Áreas protegidas de âmbito nacional têm 2,8 ME até 2024 para modelos de cogestão

Áreas protegidas de âmbito nacional têm 2,8 ME até 2024 para modelos de cogestão

O Projeto de Promoção da Cogestão em Áreas Protegidas de Âmbito Nacional, inclusive parques e reservas naturais, estima um orçamento de 2,8 milhões de euros até 2024, financiado pelo Fundo Ambiental, segundo o diploma publicado em Diário da República.

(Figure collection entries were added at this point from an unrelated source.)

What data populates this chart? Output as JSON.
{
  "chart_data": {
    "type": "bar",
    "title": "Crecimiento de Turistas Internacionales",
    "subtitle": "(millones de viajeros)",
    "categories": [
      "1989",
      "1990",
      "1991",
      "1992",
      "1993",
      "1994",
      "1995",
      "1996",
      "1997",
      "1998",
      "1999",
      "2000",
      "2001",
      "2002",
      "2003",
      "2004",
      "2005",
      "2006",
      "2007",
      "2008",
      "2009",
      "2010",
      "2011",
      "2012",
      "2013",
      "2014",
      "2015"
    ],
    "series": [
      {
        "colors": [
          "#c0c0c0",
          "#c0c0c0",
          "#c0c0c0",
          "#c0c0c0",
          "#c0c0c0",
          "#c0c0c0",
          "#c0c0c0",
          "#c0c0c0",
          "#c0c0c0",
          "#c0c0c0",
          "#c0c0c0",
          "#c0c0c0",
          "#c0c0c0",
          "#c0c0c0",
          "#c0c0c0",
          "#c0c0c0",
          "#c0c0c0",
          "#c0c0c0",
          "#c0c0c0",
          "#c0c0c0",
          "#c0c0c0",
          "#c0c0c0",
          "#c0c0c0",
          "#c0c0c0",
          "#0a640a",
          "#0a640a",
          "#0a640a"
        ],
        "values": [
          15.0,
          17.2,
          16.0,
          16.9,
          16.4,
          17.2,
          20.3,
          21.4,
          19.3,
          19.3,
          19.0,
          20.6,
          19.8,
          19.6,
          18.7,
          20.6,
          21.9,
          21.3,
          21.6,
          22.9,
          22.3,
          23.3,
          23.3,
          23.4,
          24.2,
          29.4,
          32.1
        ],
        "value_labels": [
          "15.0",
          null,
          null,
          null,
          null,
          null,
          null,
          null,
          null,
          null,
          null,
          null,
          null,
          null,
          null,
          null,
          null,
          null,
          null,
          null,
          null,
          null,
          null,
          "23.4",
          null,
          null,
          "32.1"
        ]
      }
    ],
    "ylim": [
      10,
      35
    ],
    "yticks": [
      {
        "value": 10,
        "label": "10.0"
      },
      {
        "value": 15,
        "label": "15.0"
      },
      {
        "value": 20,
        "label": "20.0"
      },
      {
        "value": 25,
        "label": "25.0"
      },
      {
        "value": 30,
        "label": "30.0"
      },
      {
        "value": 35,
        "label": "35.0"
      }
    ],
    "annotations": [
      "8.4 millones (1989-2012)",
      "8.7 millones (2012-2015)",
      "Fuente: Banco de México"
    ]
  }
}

O projeto visa dinamizar o modelo de cogestão e, consequentemente, “criar uma dinâmica partilhada de valorização” de cada uma das 32 áreas protegidas de âmbito nacional, que contemplam um parque nacional, 13 parques naturais, nove reservas naturais, duas paisagens protegidas e sete monumentos naturais.

Aprovado no Conselho de Ministros dedicado às florestas, em 04 de março, o diploma do Governo refere que o Projeto de Promoção da Cogestão em Áreas Protegidas de Âmbito Nacional pretende ter por base a sustentabilidade destes espaços “nas dimensões política, social, económica, ecológica, territorial e cultural, dotando para o efeito cada uma das 32 áreas protegidas de âmbito nacional de financiamento que permita um apoio técnico e operacional, dedicado à implementação das atividades consideradas prioritárias no âmbito da promoção da cogestão”.

Assim, o Governo autoriza o Fundo Ambiental a assumir os encargos plurianuais relativamente às ações específicas previstas no projeto, “até ao montante global de 2.890,000 euros, valor ao qual não acresce o imposto sobre o valor acrescentado (IVA) à taxa legal em vigor, por se tratar de um apoio financeiro”, de acordo com a resolução do Conselho de Ministros, publicada na segunda-feira no Diário da República e que entrou hoje em vigor.

Os encargos orçamentais para a execução das ações específicas previstas no projeto, nomeadamente a dinamização do modelo de cogestão e a formação e capacitação de recursos humanos, não podem exceder, em cada ano económico, os seguintes montantes, aos quais não acresce o IVA à taxa legal em vigor: 125 mil euros em 2020, 700 mil euros em 2021, 955 mil euros em 2022, 750 mil euros em 2023 e 360 mil euros em 2024”.

No entanto, o diploma determina a ratificação da autorização do encargo orçamental relativo ao ano de 2020 e estabelece que o montante fixado para cada ano económico “pode ser acrescido do saldo apurado no ano que lhe antecede”.

Como responsáveis pela implementação do Projeto de Promoção da Cogestão em Áreas Protegidas de Âmbito Nacional estão o Instituto da Conservação da Natureza e das Florestas (ICNF), os municípios ou, como seus representantes, os órgãos competentes das entidades intermunicipais ou das associações de municípios com atribuições em territórios abrangidos por áreas protegidas e outras entidades integrantes da comissão de cogestão das áreas protegidas de âmbito nacional.

A atribuição de apoio neste âmbito “tem como condição a apresentação, pelos municípios que integram cada área protegida de âmbito nacional, junto do ICNF, de proposta de adesão ao modelo de cogestão que garanta a concretização efetiva deste modelo”, lê-se no diploma do Governo.

Relativamente aos espaços florestais, foi publicado no Diário da República o diploma sobre os projetos de restauro e valorização de ‘habitats’ naturais, com prevenção estrutural contra incêndios, em cinco parques naturais do país, designadamente do Litoral Norte, do Alvão, da Serra da Estrela, de Sintra-Cascais e do Vale do Guadiana.

Aquando a aprovação no Conselho de Ministros dedicado às florestas, o Governo referiu que “as verbas dedicadas a estes projetos passam de 21 para 26 milhões de euros, estando agora abrangidas um total de 19 áreas protegidas”.

“Considerar urgentes e de interesse público os procedimentos administrativos necessários para a concretização das medidas previstas nos referidos projetos, de maneira a que se encontrem operacionais em momento anterior à época de maior risco de incêndio de 2021, designadamente os procedimentos de contratação pública relativos à contratação de equipamentos e os procedimentos relativos ao reforço do Corpo Nacional de Agentes Florestais, a atuar em cada um dos cinco parques naturais”, é referido no diploma.